FPE Alumna Jamie McAllister Wears Multiple Hats in the Fire Protection Arena

FPE Alumna Jamie McAllister Wears Multiple Hats in the Fire Protection Arena

To say that Jamie McAllister is a busy woman is an understatement. In addition to leading the Fire and Facilities Safety Group at the National Institute of Standards and Technology (NIST), she also works as a fire investigator and forensic toxicologist for Combustion Science and Engineering, Inc.; teaches various fire safety courses at the University of Maryland (UMD) and Eastern Kentucky University; and she recently founded a company called FireTox. Somehow, she still manages to prioritize time for her family.

“It’s a juggling act sometimes, but between managing my schedule with that of my husband, who is a lieutenant in the D.C. fire department, we make time for the important things,” McAllister told Fire Protection Engineering magazine. “Our family is very much immersed in the profession.”

Indeed, McAllister’s husband, Brian, also a UMD graduate, is a lieutenant in the Washington D.C. Fire Department, coming from a long line of firefighting kin.

McAllister got her start in the profession while conducting a community service project in high school – it was at that time that she fell in love with the fire department, and everything it stood for. Later on, a deputy at the fire department mentioned the UMD Fire Protection Engineering (FPE) program, and everything fell into place. McAllister received her B.S. in fire protection engineering in 2000, her M.S. in FPE in 2002, and her Ph.D. in forensic toxicology in 2010.

Although it might seem unconventional to study fire protection engineering and forensic toxicology, the two disciplines directly aligned with the work that McAllister conducted when she joined Combustion Science and Engineering in 2000.

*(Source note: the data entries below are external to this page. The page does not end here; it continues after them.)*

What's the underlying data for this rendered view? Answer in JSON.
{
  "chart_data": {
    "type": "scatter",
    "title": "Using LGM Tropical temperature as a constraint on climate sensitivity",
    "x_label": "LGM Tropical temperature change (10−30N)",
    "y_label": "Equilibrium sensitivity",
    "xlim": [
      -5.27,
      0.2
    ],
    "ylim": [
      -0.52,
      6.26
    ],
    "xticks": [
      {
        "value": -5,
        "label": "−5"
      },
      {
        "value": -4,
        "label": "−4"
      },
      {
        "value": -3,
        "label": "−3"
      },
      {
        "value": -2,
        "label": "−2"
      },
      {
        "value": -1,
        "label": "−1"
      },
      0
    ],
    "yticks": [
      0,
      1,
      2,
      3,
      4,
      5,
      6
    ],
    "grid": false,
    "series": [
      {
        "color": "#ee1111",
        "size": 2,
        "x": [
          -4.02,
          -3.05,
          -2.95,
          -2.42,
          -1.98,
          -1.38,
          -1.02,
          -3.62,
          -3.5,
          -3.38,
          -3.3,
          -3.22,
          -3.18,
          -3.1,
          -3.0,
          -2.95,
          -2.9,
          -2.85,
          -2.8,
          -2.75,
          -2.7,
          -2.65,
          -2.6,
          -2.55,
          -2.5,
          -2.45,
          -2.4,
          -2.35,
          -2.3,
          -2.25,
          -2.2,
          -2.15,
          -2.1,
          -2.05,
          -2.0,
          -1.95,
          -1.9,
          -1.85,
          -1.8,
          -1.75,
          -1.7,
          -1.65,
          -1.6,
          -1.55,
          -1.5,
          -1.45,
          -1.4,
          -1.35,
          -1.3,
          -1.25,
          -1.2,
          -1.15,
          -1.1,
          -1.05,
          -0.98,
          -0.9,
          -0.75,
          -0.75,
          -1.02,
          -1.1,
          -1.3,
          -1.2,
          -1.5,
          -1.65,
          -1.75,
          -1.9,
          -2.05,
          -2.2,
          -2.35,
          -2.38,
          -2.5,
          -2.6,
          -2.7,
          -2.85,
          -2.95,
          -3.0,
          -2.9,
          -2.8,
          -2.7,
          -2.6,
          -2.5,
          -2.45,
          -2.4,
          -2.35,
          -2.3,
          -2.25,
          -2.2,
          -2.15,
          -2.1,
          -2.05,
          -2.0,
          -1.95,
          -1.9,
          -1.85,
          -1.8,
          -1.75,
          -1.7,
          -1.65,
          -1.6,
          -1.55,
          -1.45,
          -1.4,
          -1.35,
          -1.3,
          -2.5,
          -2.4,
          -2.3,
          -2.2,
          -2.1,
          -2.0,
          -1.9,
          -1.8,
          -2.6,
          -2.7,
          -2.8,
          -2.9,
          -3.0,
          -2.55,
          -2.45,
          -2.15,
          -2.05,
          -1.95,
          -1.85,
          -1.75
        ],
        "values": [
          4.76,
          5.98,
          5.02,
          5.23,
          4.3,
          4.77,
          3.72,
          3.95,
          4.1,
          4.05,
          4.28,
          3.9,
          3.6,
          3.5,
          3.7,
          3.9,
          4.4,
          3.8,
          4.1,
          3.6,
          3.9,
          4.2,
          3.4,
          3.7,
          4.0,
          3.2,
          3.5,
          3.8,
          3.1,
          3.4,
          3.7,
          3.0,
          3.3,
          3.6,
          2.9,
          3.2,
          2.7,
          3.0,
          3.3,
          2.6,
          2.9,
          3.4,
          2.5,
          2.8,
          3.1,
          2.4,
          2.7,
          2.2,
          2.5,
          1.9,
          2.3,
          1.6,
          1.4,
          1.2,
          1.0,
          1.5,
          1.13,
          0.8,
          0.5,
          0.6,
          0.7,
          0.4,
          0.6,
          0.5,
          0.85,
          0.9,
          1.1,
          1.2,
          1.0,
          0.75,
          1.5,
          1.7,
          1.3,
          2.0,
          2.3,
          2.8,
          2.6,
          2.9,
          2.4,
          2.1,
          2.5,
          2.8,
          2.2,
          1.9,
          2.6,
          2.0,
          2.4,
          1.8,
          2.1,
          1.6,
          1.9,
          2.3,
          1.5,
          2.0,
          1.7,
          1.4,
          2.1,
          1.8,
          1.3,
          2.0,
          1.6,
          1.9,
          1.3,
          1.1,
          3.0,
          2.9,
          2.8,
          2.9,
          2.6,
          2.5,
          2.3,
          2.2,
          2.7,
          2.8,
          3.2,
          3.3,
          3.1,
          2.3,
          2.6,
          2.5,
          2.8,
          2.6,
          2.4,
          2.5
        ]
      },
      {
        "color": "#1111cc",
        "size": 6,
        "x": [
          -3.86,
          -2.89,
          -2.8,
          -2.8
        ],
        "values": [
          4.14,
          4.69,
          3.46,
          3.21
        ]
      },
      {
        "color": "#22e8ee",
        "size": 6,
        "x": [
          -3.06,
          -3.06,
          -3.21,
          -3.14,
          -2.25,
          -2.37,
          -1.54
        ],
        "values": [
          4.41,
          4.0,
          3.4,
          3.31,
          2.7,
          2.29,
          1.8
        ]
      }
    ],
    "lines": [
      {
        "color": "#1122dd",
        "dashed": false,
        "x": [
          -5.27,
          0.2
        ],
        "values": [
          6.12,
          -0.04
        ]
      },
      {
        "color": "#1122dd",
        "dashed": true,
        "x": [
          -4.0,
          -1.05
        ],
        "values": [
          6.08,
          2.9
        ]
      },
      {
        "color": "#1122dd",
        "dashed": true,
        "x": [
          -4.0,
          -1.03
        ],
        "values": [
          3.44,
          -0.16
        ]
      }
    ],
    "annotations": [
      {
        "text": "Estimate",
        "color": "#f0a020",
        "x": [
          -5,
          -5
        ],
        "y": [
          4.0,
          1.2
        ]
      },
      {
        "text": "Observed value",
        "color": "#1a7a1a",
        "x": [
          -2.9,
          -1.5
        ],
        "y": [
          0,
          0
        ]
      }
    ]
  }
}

When investigating fire death cases, McAllister said, “Many times, we’d use autopsy data to better understand the type of fire the victim was exposed to. Sometimes, we’d go to a trial and they’d bring in a toxicologist who could explain the effects of the toxicants that the victim was exposed to, but knew nothing about the fire dynamics that led to the production of those toxicants; both aspects are equally important in fire death cases.”

This scenario inspired McAllister to pursue her doctorate in forensic toxicology.

In fact, the blending of her two disciplines is what led to the development of FireTox – a company dedicated to advancing knowledge in the field of fire science, fire related deaths and injuries, carbon monoxide poisoning incidents, and fire origin and cause investigation through training and research.

“There aren’t too many people out there who have a good understanding of how toxicants affect people in fires,” McAllister said. “Far too often, people die in fires because they succumb to toxicants well before they would have been in danger from the flames. To prevent those deaths, we have to really understand why people are dying in fires.”

To that end, McAllister is also a member of the Society of Fire Protection Engineers (SFPE) Human Behavior Task Group who published the second edition of the Guide to Human Behavior in Fire. 

McAllister was profiled in Fire Protection Engineering, a journal published quarterly by the SFPE, in December of 2017.